Too many people use Mac/Linux Firefox/Opera etc....
Sorry but that's what... 85% of the people using Internet?
Sorry but that's what... 85% of the people using Internet?
And that 85% won't be able to view WMPs unless Microsoft succeeds in getting that population to update to IE7, or roll out a patch for IE6 (which I doubt).
But anyway, this Windows media photo idea sounds like nothing more than vendor lock-in to me. By making Paint, Word and IE 7 save all images in WMP format by default, they'll get some marketshare. Then people will start posting these pictures to websites and guess what? It will require Windows to view.
Using Firefox? No sorry, no WMPs for you. Using Mac? Linux? Nope. Use IE7 and Windows. Because that's all the world needs. </sarcasm>
Funny tho' how image compression is one of those things I never think about these days.

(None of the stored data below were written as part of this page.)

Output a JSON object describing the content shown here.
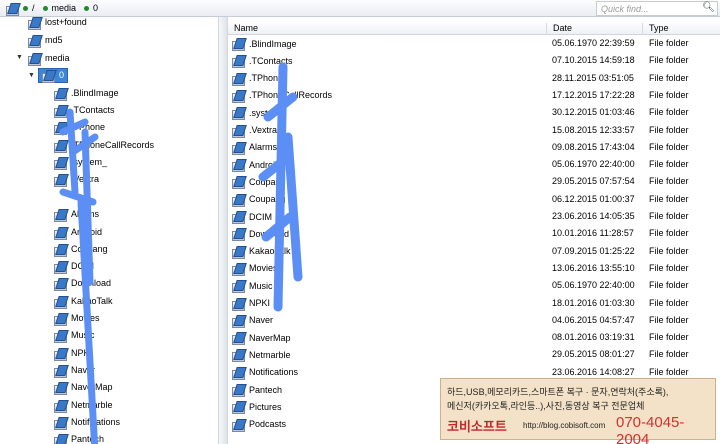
{
  "breadcrumb": {
    "root": "/",
    "items": [
      "media",
      "0"
    ]
  },
  "search": {
    "placeholder": "Quick find..."
  },
  "tree": {
    "items": [
      {
        "label": "lost+found"
      },
      {
        "label": "md5"
      },
      {
        "label": "media"
      },
      {
        "label": "0"
      },
      {
        "label": ".BlindImage"
      },
      {
        "label": ".TContacts"
      },
      {
        "label": ".TPhone"
      },
      {
        "label": ".TPhoneCallRecords"
      },
      {
        "label": ".system_"
      },
      {
        "label": ".Vextra"
      },
      {
        "label": "Alarms"
      },
      {
        "label": "Android"
      },
      {
        "label": "Coupang"
      },
      {
        "label": "DCIM"
      },
      {
        "label": "Download"
      },
      {
        "label": "KakaoTalk"
      },
      {
        "label": "Movies"
      },
      {
        "label": "Music"
      },
      {
        "label": "NPKI"
      },
      {
        "label": "Naver"
      },
      {
        "label": "NaverMap"
      },
      {
        "label": "Netmarble"
      },
      {
        "label": "Notifications"
      },
      {
        "label": "Pantech"
      }
    ]
  },
  "table": {
    "headers": {
      "name": "Name",
      "date": "Date",
      "type": "Type"
    },
    "rows": [
      {
        "name": ".BlindImage",
        "date": "05.06.1970 22:39:59",
        "type": "File folder"
      },
      {
        "name": ".TContacts",
        "date": "07.10.2015 14:59:18",
        "type": "File folder"
      },
      {
        "name": ".TPhone",
        "date": "28.11.2015 03:51:05",
        "type": "File folder"
      },
      {
        "name": ".TPhoneCallRecords",
        "date": "17.12.2015 17:22:28",
        "type": "File folder"
      },
      {
        "name": ".system_",
        "date": "30.12.2015 01:03:46",
        "type": "File folder"
      },
      {
        "name": ".Vextra",
        "date": "15.08.2015 12:33:57",
        "type": "File folder"
      },
      {
        "name": "Alarms",
        "date": "09.08.2015 17:43:04",
        "type": "File folder"
      },
      {
        "name": "Android",
        "date": "05.06.1970 22:40:00",
        "type": "File folder"
      },
      {
        "name": "Coupang",
        "date": "29.05.2015 07:57:54",
        "type": "File folder"
      },
      {
        "name": "Coupang",
        "date": "06.12.2015 01:00:37",
        "type": "File folder"
      },
      {
        "name": "DCIM",
        "date": "23.06.2016 14:05:35",
        "type": "File folder"
      },
      {
        "name": "Download",
        "date": "10.01.2016 11:28:57",
        "type": "File folder"
      },
      {
        "name": "KakaoTalk",
        "date": "07.09.2015 01:25:22",
        "type": "File folder"
      },
      {
        "name": "Movies",
        "date": "13.06.2016 13:55:10",
        "type": "File folder"
      },
      {
        "name": "Music",
        "date": "05.06.1970 22:40:00",
        "type": "File folder"
      },
      {
        "name": "NPKI",
        "date": "18.01.2016 01:03:30",
        "type": "File folder"
      },
      {
        "name": "Naver",
        "date": "04.06.2015 04:57:47",
        "type": "File folder"
      },
      {
        "name": "NaverMap",
        "date": "08.01.2016 03:19:31",
        "type": "File folder"
      },
      {
        "name": "Netmarble",
        "date": "29.05.2015 08:01:27",
        "type": "File folder"
      },
      {
        "name": "Notifications",
        "date": "23.06.2016 14:08:27",
        "type": "File folder"
      },
      {
        "name": "Pantech",
        "date": "",
        "type": ""
      },
      {
        "name": "Pictures",
        "date": "",
        "type": ""
      },
      {
        "name": "Podcasts",
        "date": "",
        "type": ""
      }
    ]
  },
  "ad": {
    "line1": "하드,USB,메모리카드,스마트폰 복구 · 문자,연락처(주소록),",
    "line2": "메신저(카카오톡,라인등..),사진,동영상 복구 전문업체",
    "brand": "코비소프트",
    "url": "http://blog.cobisoft.com",
    "phone": "070-4045-2004"
  },
  "colors": {
    "selection": "#3b86d8",
    "scribble": "#5b8ff5",
    "ad_background": "#f3e2c7",
    "ad_accent": "#c1272d"
  }
}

I've just gotten so used to jpeg for space, gif for animation, bmp for lossless. Man I'm living in the past.
The "half the size a comparable JPEG" claim sounds like bs. Why must companies put out such marketing trash when it comes to audio/video/(and now image) compression? I dont like to use a product that insults my intelligence.
We knew it was coming. They did it for video, audio, office file formats, and now images! They have to have their hands in everything just so they can screw everyone else over.